There are two columns for ‘teamID’ and two columns for ‘lgID’.

Now let’s look at what happens if we use all four common variables as keys.

join_all_keys <- inner_join(pitching16, salaries16, join_by(playerID, yearID, teamID, lgID))
playerID yearID stint teamID lgID W L G GS CG SHO SV IPouts H ER HR BB SO BAOpp ERA IBB WP HBP BK BFP GF R SH SF GIDP salary
morribr01 2016 1 MIA NL 0 0 24 0 0 0 1 53 15 6 4 10 13 0.238 3.06 1 0 1 0 74 4 7 0 0 2 1350000
matusbr01 2016 1 BAL AL 0 0 7 0 0 0 0 18 11 8 3 7 1 0.407 12.00 0 0 0 0 35 2 8 0 1 1 3900000
santihe01 2016 1 LAA AL 10 4 22 22 0 0 0 362 104 57 20 57 107 0.233 4.25 0 2 4 1 515 0 61 3 4 9 5000000
wislema01 2016 1 ATL NL 7 13 27 26 0 0 1 470 159 87 26 49 115 0.259 5.00 3 5 4 1 671 1 90 2 3 12 507500
floydga01 2016 1 TOR AL 2 4 28 0 0 0 0 93 23 14 4 8 30 0.205 4.06 1 4 3 0 124 10 14 0 1 2 1000000
sanchaa01 2016 1 TOR AL 15 2 30 30 0 0 0 576 161 64 15 63 161 0.224 3.00 0 5 5 0 790 0 69 1 2 14 517800

There are no repeat columns! Whenever the data frames you want to join share columns, make sure to specify all of them in the join_by argument.

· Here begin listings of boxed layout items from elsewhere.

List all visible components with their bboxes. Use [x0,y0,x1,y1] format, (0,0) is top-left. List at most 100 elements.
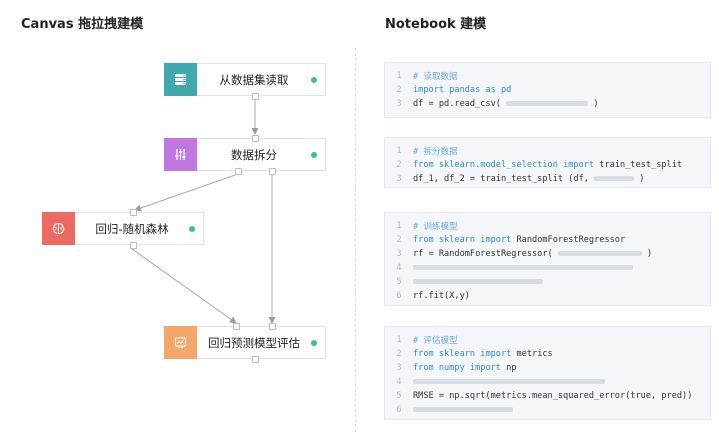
output-port[interactable] [269,168,276,175]
line-number: 6 [396,291,402,301]
line-number: 3 [396,249,402,259]
code-text: from sklearn.model_selection import trai… [413,160,682,170]
code-text [413,263,633,273]
redacted-placeholder [506,101,589,106]
line-number: 2 [396,349,402,359]
code-text: rf = RandomForestRegressor( ) [413,249,652,259]
code-text: # 训练模型 [413,220,458,232]
code-keyword: pd [500,85,512,95]
code-line: 1 # 评估模型 [385,333,710,347]
canvas-edges [131,99,276,324]
redacted-placeholder [594,176,635,181]
node-read-dataset[interactable]: 从数据集读取 [164,62,326,96]
code-text: from sklearn import RandomForestRegresso… [413,235,625,245]
code-keyword: from [413,363,439,373]
node-regression-evaluation[interactable]: 回归预测模型评估 [164,325,326,359]
code-token: RandomForestRegressor [516,235,626,245]
code-comment: # 评估模型 [413,336,458,346]
node-data-split[interactable]: 数据拆分 [164,137,326,171]
code-keyword: numpy [438,363,470,373]
code-token: train_test_split [599,160,683,170]
redacted-placeholder [413,265,633,270]
code-token: rf = RandomForestRegressor( [413,249,558,259]
code-line: 6 [385,403,710,417]
node-label: 数据拆分 [231,147,277,162]
code-keyword: sklearn [438,235,481,245]
code-keyword: from [413,160,439,170]
chart-icon [174,336,187,348]
input-port[interactable] [233,323,240,330]
redacted-placeholder [413,379,605,384]
sliders-icon [175,148,186,160]
line-number: 3 [396,363,402,373]
input-port[interactable] [269,323,276,330]
code-token: RMSE = np.sqrt(metrics.mean_squared_erro… [413,391,693,401]
code-text: df_1, df_2 = train_test_split (df, ) [413,174,644,184]
code-comment: # 训练模型 [413,222,458,232]
code-line: 5 [385,275,710,289]
edge-rf-to-eval [131,248,237,324]
code-token: df_1, df_2 = train_test_split (df, [413,174,595,184]
node-label: 回归-随机森林 [95,221,169,236]
code-text: from numpy import np [413,363,517,373]
node-random-forest-icon-box [42,211,75,245]
code-comment: # 拆分数据 [413,147,458,157]
code-line: 1# 训练模型 [385,219,710,233]
code-text: RMSE = np.sqrt(metrics.mean_squared_erro… [413,391,692,401]
code-keyword: import [480,349,517,359]
line-number: 4 [396,263,402,273]
input-port[interactable] [130,209,137,216]
node-random-forest[interactable]: 回归-随机森林 [42,211,204,245]
status-dot [311,76,317,83]
code-keyword: import [563,160,600,170]
code-token: ) [634,174,645,184]
node-label: 从数据集读取 [219,72,289,87]
code-keyword: from [413,235,439,245]
code-line: 1# 拆分数据 [385,144,710,158]
node-regression-evaluation-icon-box [164,325,197,359]
canvas-title: Canvas 拖拉拽建模 [21,17,144,32]
code-line: 4 [385,261,710,275]
panel-divider [355,48,356,432]
code-line: 3 rf = RandomForestRegressor( ) [385,247,710,261]
line-number: 2 [396,160,402,170]
code-token: ) [641,249,653,259]
code-keyword: as [485,85,501,95]
code-text [413,377,605,387]
code-keyword: sklearn.model_selection [438,160,564,170]
line-number: 4 [396,377,402,387]
line-number: 2 [396,85,402,95]
code-block-split-data[interactable]: 1# 拆分数据 2 from sklearn.model_selection imp… [384,137,711,188]
code-keyword: pandas [449,85,486,95]
code-line: 2 from sklearn.model_selection import tra… [385,158,710,172]
code-line: 4 [385,375,710,389]
code-token: ) [588,99,599,109]
code-token: metrics [516,349,553,359]
output-port[interactable] [252,356,259,363]
code-text: # 读取数据 [413,70,458,82]
code-keyword: sklearn [438,349,481,359]
output-port[interactable] [235,168,242,175]
code-keyword: from [413,349,439,359]
redacted-placeholder [557,251,642,256]
code-text: # 评估模型 [413,334,458,346]
line-number: 1 [396,335,402,345]
redacted-placeholder [413,407,513,412]
code-text [413,405,513,415]
input-port[interactable] [252,135,259,142]
code-block-evaluate-model[interactable]: 1 # 评估模型 2 from sklearn import metrics 3 from… [384,326,711,420]
line-number: 5 [396,277,402,287]
code-text: rf.fit(X,y) [413,291,470,301]
code-line: 2 from sklearn import metrics [385,347,710,361]
notebook-title: Notebook 建模 [385,17,487,32]
output-port[interactable] [130,242,137,249]
code-keyword: import [469,363,507,373]
redacted-placeholder [413,279,543,284]
output-port[interactable] [252,93,259,100]
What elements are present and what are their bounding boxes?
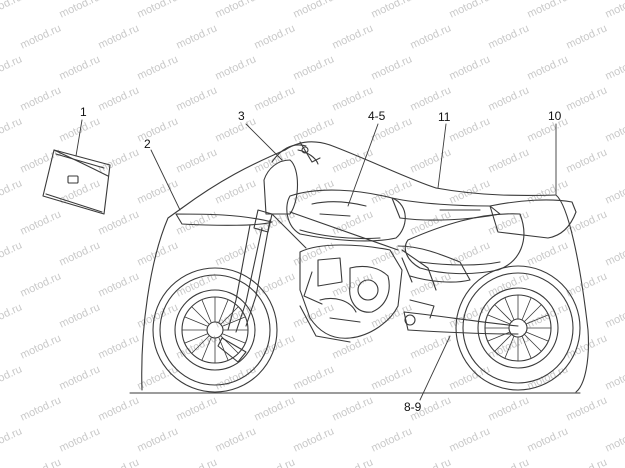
callout-1: 1	[80, 105, 87, 119]
callout-3: 3	[238, 109, 245, 123]
callout-2: 2	[144, 137, 151, 151]
callout-8-9: 8-9	[404, 400, 422, 414]
leader-lines	[75, 119, 557, 401]
callout-4-5: 4-5	[368, 109, 386, 123]
frame	[271, 211, 437, 343]
callout-10: 10	[548, 109, 562, 123]
engine	[299, 244, 403, 339]
exhaust	[397, 245, 471, 283]
callout-11: 11	[438, 110, 451, 124]
front-wheel	[152, 267, 278, 393]
tail-section	[404, 199, 577, 275]
cover-outline	[141, 141, 589, 393]
handlebar-area	[263, 141, 321, 215]
swingarm	[403, 299, 519, 335]
fuel-tank	[286, 189, 406, 242]
front-fork	[175, 209, 273, 333]
rear-wheel	[455, 265, 581, 391]
storage-bag	[42, 149, 111, 215]
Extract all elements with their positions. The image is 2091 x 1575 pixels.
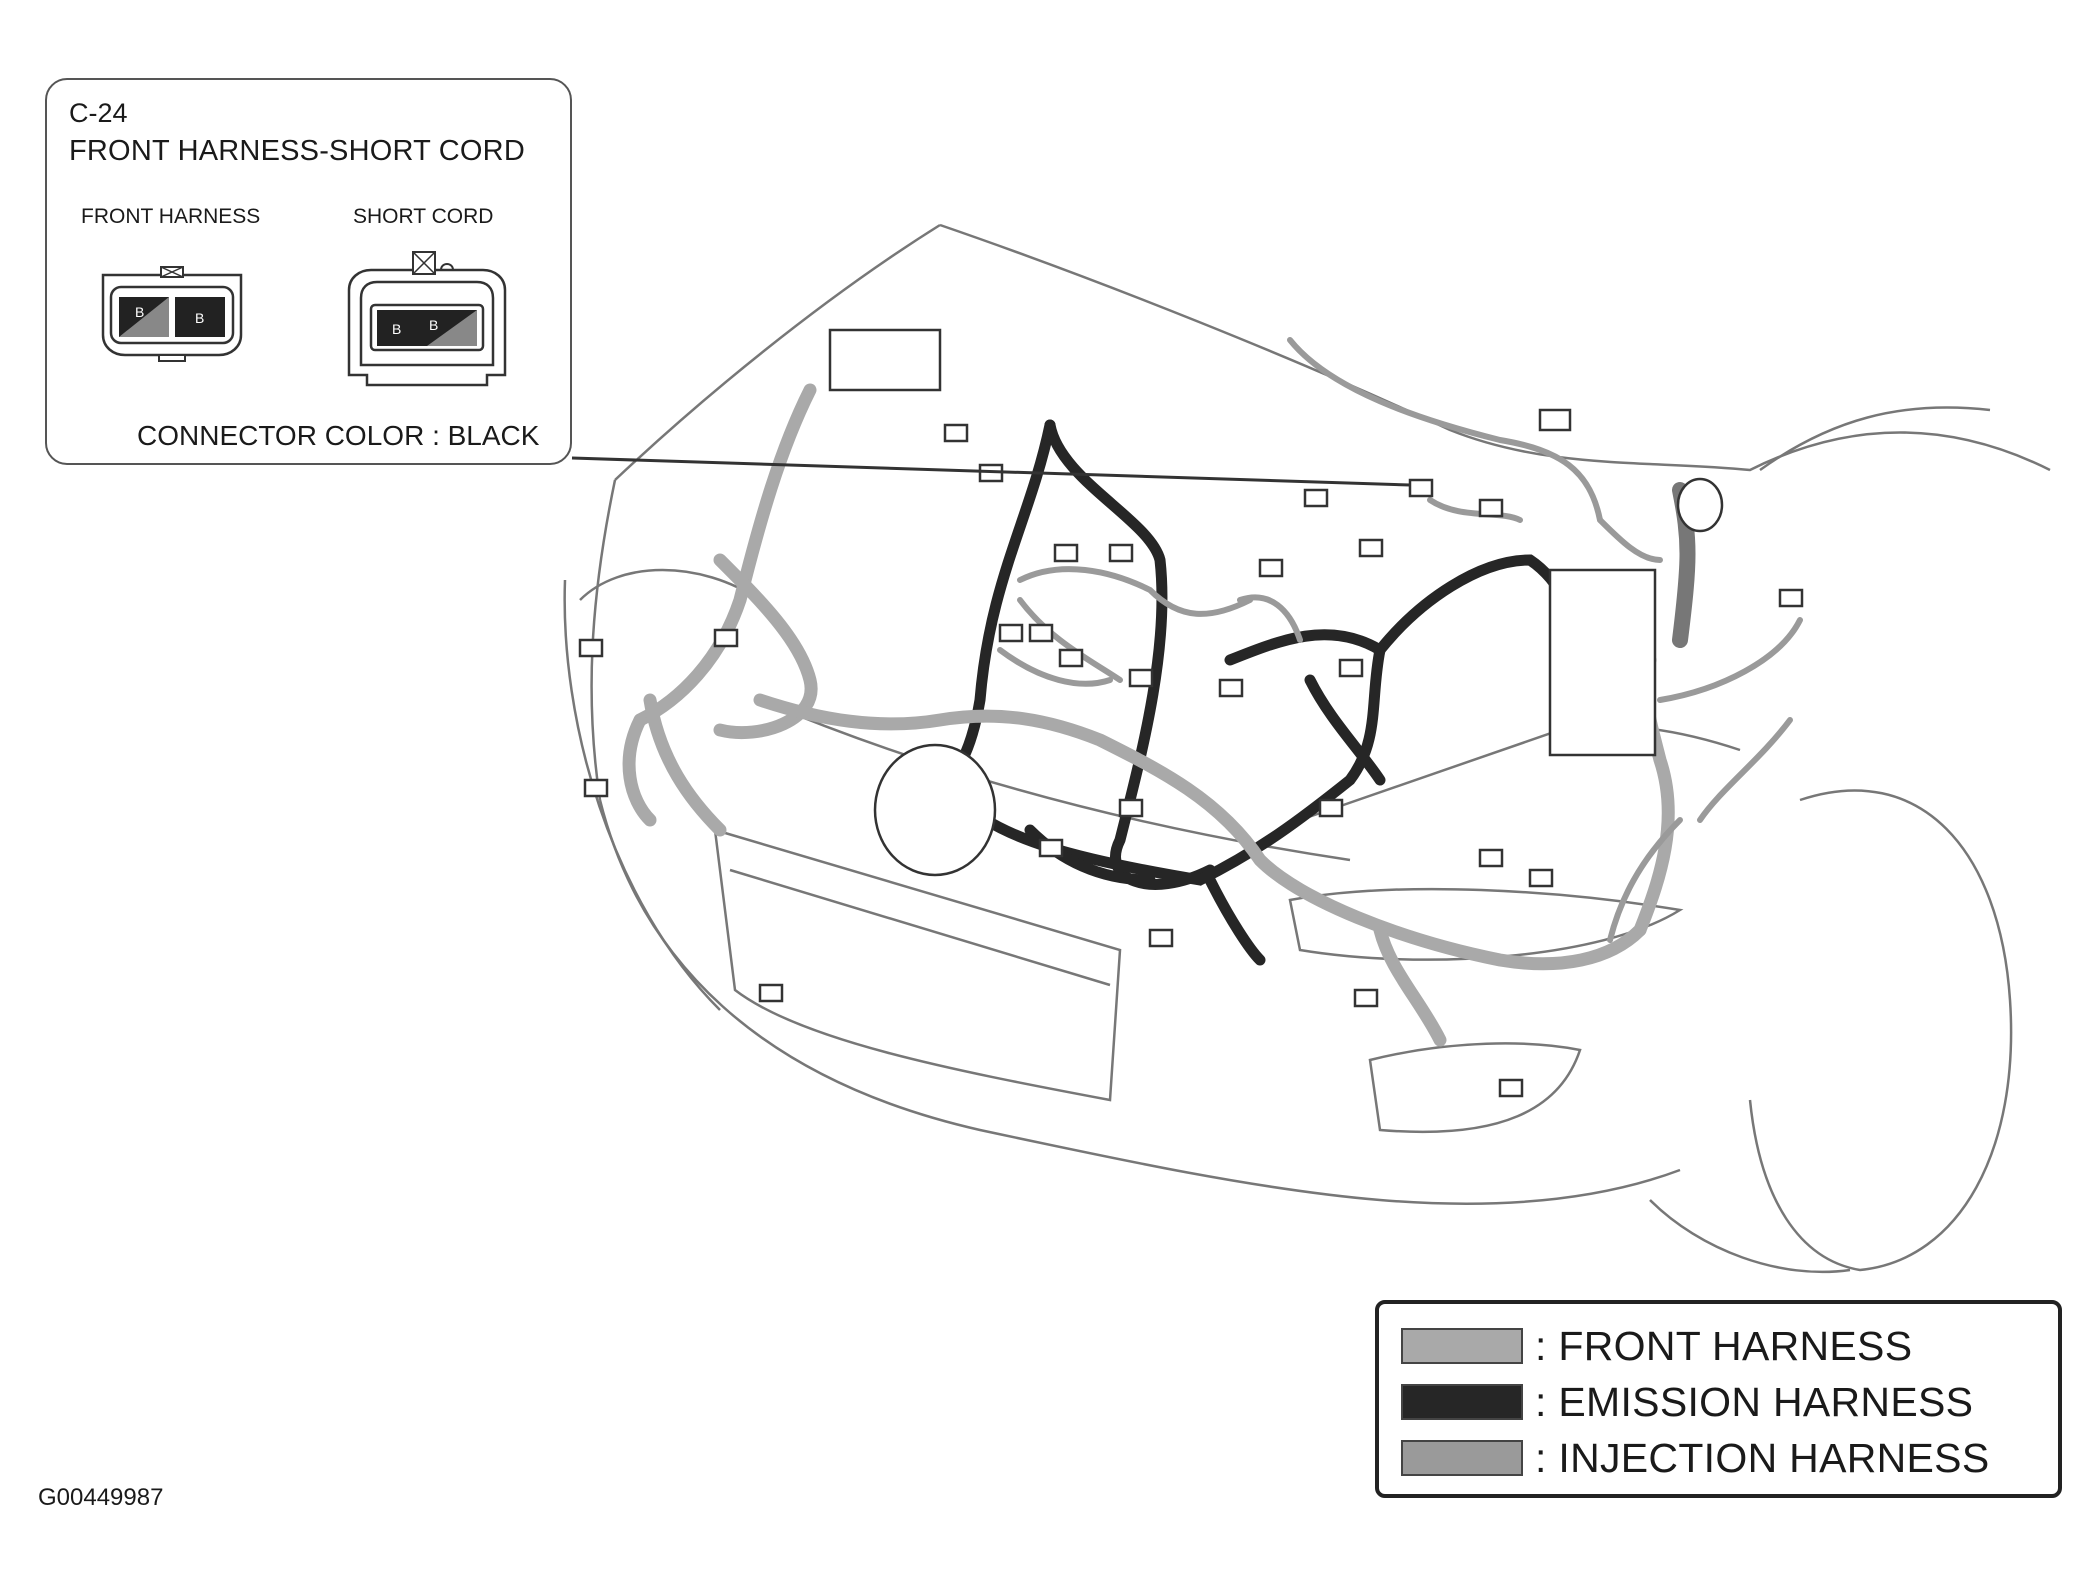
legend-label-injection-harness: : INJECTION HARNESS — [1535, 1434, 1990, 1481]
front-pin-2-label: B — [195, 310, 204, 326]
horn-component — [873, 743, 997, 877]
legend-item-front-harness: : FRONT HARNESS — [1401, 1322, 1912, 1370]
figure-id: G00449987 — [38, 1484, 164, 1511]
front-harness-connector-label: FRONT HARNESS — [81, 205, 261, 228]
legend-item-emission-harness: : EMISSION HARNESS — [1401, 1378, 1973, 1426]
emission-harness — [914, 419, 1574, 966]
car-body-outline — [563, 223, 2051, 1274]
front-pin-1-label: B — [135, 304, 144, 320]
legend-swatch-emission-harness — [1401, 1384, 1523, 1420]
legend-swatch-front-harness — [1401, 1328, 1523, 1364]
legend-label-front-harness: : FRONT HARNESS — [1535, 1322, 1913, 1369]
injection-harness — [997, 337, 1803, 943]
connector-color-note: CONNECTOR COLOR : BLACK — [137, 420, 540, 451]
connector-title: FRONT HARNESS-SHORT CORD — [69, 135, 525, 167]
legend-item-injection-harness: : INJECTION HARNESS — [1401, 1434, 1989, 1482]
short-cord-connector-label: SHORT CORD — [353, 205, 494, 228]
callout-leader-line — [571, 456, 1411, 487]
connector-id: C-24 — [69, 98, 128, 128]
legend-label-emission-harness: : EMISSION HARNESS — [1535, 1378, 1974, 1425]
connector-callout: C-24 FRONT HARNESS-SHORT CORD FRONT HARN… — [45, 78, 572, 465]
short-pin-1-label: B — [392, 321, 401, 337]
short-pin-2-label: B — [429, 317, 438, 333]
front-harness-connector-face: B B — [101, 266, 243, 362]
harness-legend: : FRONT HARNESS : EMISSION HARNESS : INJ… — [1375, 1300, 2062, 1498]
connectors — [578, 328, 1804, 1098]
front-harness — [622, 383, 1675, 1047]
cable-end-cap — [1676, 477, 1724, 533]
legend-swatch-injection-harness — [1401, 1440, 1523, 1476]
short-cord-connector-face: B B — [347, 251, 507, 387]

Here’s a graph created from the joined data.

It should be noted that not all players have salary data. This may be because of a variety of reasons such as arbitration, lack of games played, or simply that their salary data is not available.